Merkle commitment security: SHA-384 merkle_root is committed at rule configuration time, preventing retroactive weight manipulation.

Non-transitive delegation: Delegates cannot re-delegate to third parties, maintaining delegator control.

Access separation: Governance delegation does NOT grant access to encrypted NFT content (HIP-1612) or redeemable reserves (HIP-1613).

O(1) L1 Complexity: Consensus nodes never iterate or store unbounded data. All loops, aggregations, and historical queries are offloaded to Block Nodes.

---

Backward Compatibility

This HIP is fully additive with no breaking changes. Existing tokens, NFTs, and HCS topics continue functioning unchanged. Legacy wallets ignore new fields. No state migration required. rule_admin_key is optional; if absent, weight rules use token's admin_key.

---

How to Teach This

For Token Holders: "Delegation is like giving someone your voting proxy, but not your wallet keys. If you vote directly, your tokens are automatically excluded from your delegate's count—tracked via events, not stored on-chain."

For DAO Operators: "Configure NFT weights with COUNT, PER_SERIAL, or TRAIT_BASED modes. Start with admin key, transition to multisig, then lock permanently. Max 10 scopes per delegation."

For Developers: "All heavy computation happens at Block Nodes. Self-vote exclusion uses the event stream—no L1 state growth. Your consensus interactions stay O(1)."

---

Reference Implementation

See assets/hip-1611/governance.proto for complete protobuf definitions.

---

Rejected Ideas

• Transitive delegation: Rejected for complexity and loss of control
• Boolean immutability: Rejected for inflexibility; rule_admin_key enables gradual transition
• L1 iteration: Rejected for O(1) requirement
• Storing self_voted_proposal_ids on L1: Rejected—creates unbounded "zombie list"; use event stream instead
• Unlimited delegations: Rejected—DoS vector; bounded to 3 delegates, 10 scopes
• Low fees ($0.001): Rejected—doesn't cover state rent; aligned to $0.05 like TokenAssociation

---

Open Issues

1. Should there be a maximum proof_url length to prevent abuse?
2. Should delegation records auto-expire after a configurable period to reduce stale state?

---

References

• HIP-206: Hedera Token Service API
• HIP-336: Approval and Allowance API
• HIP-1081: Block Nodes
• HIP-1195: Hiero Hooks
• OpenZeppelin Governor Contracts
• Compound Governor Alpha/Bravo

---

[kpachhai]

Some feedback here:

1. What is the scope of this HIP?
   Is this HIP only adding “delegate voting power + compute voting weight”, or is it also trying to define a full governance system (proposals, voting rules, quorum, execution)?
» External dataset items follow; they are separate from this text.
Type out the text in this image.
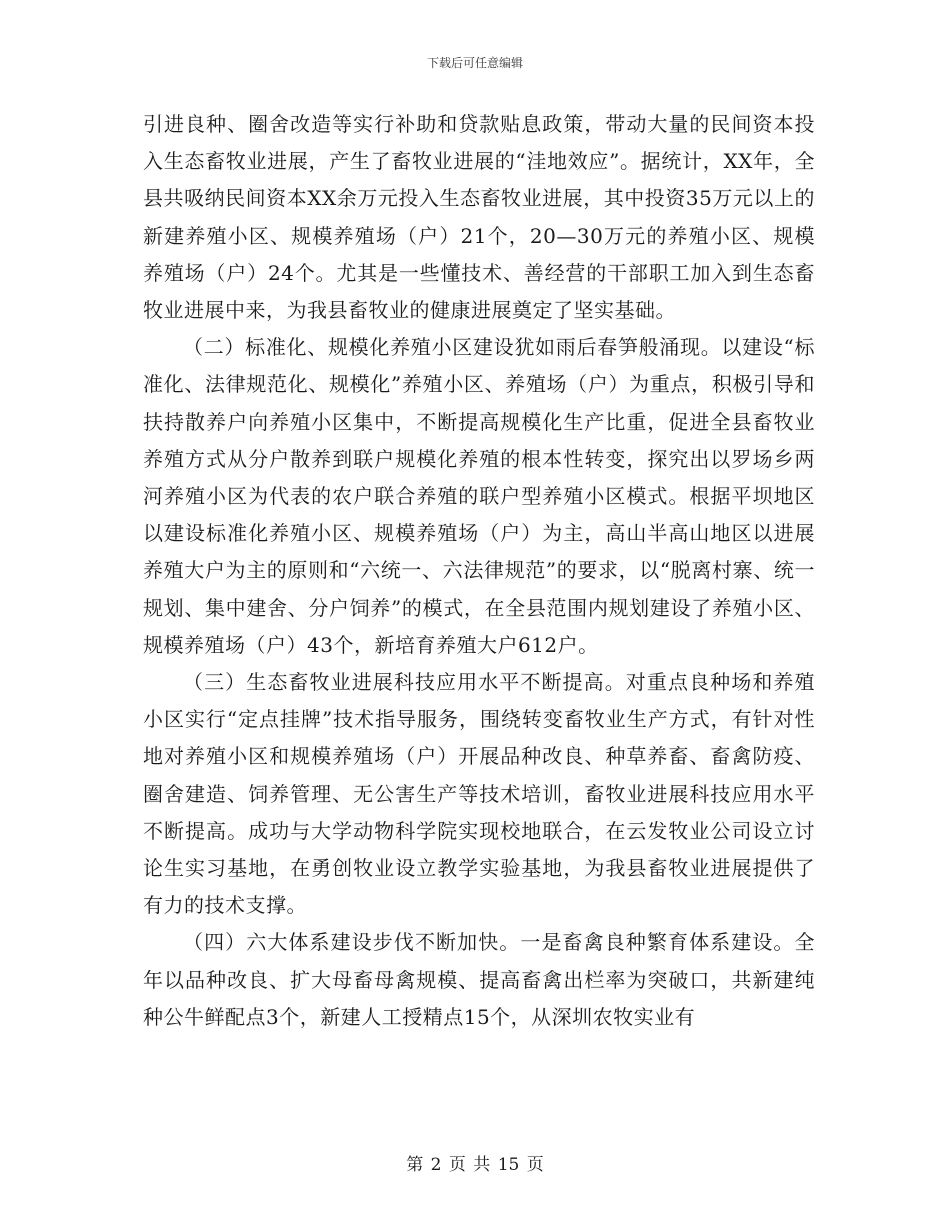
下载后可任意编辑

引进良种、圈舍改造等实行补助和贷款贴息政策，带动大量的民间资本投入生态畜牧业进展，产生了畜牧业进展的“洼地效应”。据统计，XX年，全县共吸纳民间资本XX余万元投入生态畜牧业进展，其中投资35万元以上的新建养殖小区、规模养殖场（户）21个，20—30万元的养殖小区、规模养殖场（户）24个。尤其是一些懂技术、善经营的干部职工加入到生态畜牧业进展中来，为我县畜牧业的健康进展奠定了坚实基础。

（二）标准化、规模化养殖小区建设犹如雨后春笋般涌现。以建设“标准化、法律规范化、规模化”养殖小区、养殖场（户）为重点，积极引导和扶持散养户向养殖小区集中，不断提高规模化生产比重，促进全县畜牧业养殖方式从分户散养到联户规模化养殖的根本性转变，探究出以罗场乡两河养殖小区为代表的农户联合养殖的联户型养殖小区模式。根据平坝地区以建设标准化养殖小区、规模养殖场（户）为主，高山半高山地区以进展养殖大户为主的原则和“六统一、六法律规范”的要求，以“脱离村寨、统一规划、集中建舍、分户饲养”的模式，在全县范围内规划建设了养殖小区、规模养殖场（户）43个，新培育养殖大户612户。

（三）生态畜牧业进展科技应用水平不断提高。对重点良种场和养殖小区实行“定点挂牌”技术指导服务，围绕转变畜牧业生产方式，有针对性地对养殖小区和规模养殖场（户）开展品种改良、种草养畜、畜禽防疫、圈舍建造、饲养管理、无公害生产等技术培训，畜牧业进展科技应用水平不断提高。成功与大学动物科学院实现校地联合，在云发牧业公司设立讨论生实习基地，在勇创牧业设立教学实验基地，为我县畜牧业进展提供了有力的技术支撑。

（四）六大体系建设步伐不断加快。一是畜禽良种繁育体系建设。全年以品种改良、扩大母畜母禽规模、提高畜禽出栏率为突破口，共新建纯种公牛鲜配点3个，新建人工授精点15个，从深圳农牧实业有

第 2 页 共 15 页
Please clearly say what is in scope vs out of scope.
2. How are proposals defined and anchored?
   What exactly is a proposal_id, and where does the proposal live so everyone agrees on what people are voting on (HCS message, file hash, on-ledger record, etc.)?
3. Who decides voting start/end and pass/fail rules?
   How are voting periods determined? How is quorum calculated? How is “passed/failed” decided? If this is left to each app, say that clearly.
4. How does it prevent double counting (double voting)?
   If someone delegates to another account but also votes themselves, how does the system ensure their tokens are not counted twice for the same proposal?
5. How do hooks apply given HIP-1195’s current limits?
   HIP‑1195 currently defines only ACCOUNT_ALLOWANCE_HOOK. If governance needs hooks, what new hook types/extension points are required, when are they called, and who pays for them? If these hook types don’t exist yet, this HIP should say that explicitly or defer hooks to a separate HIP.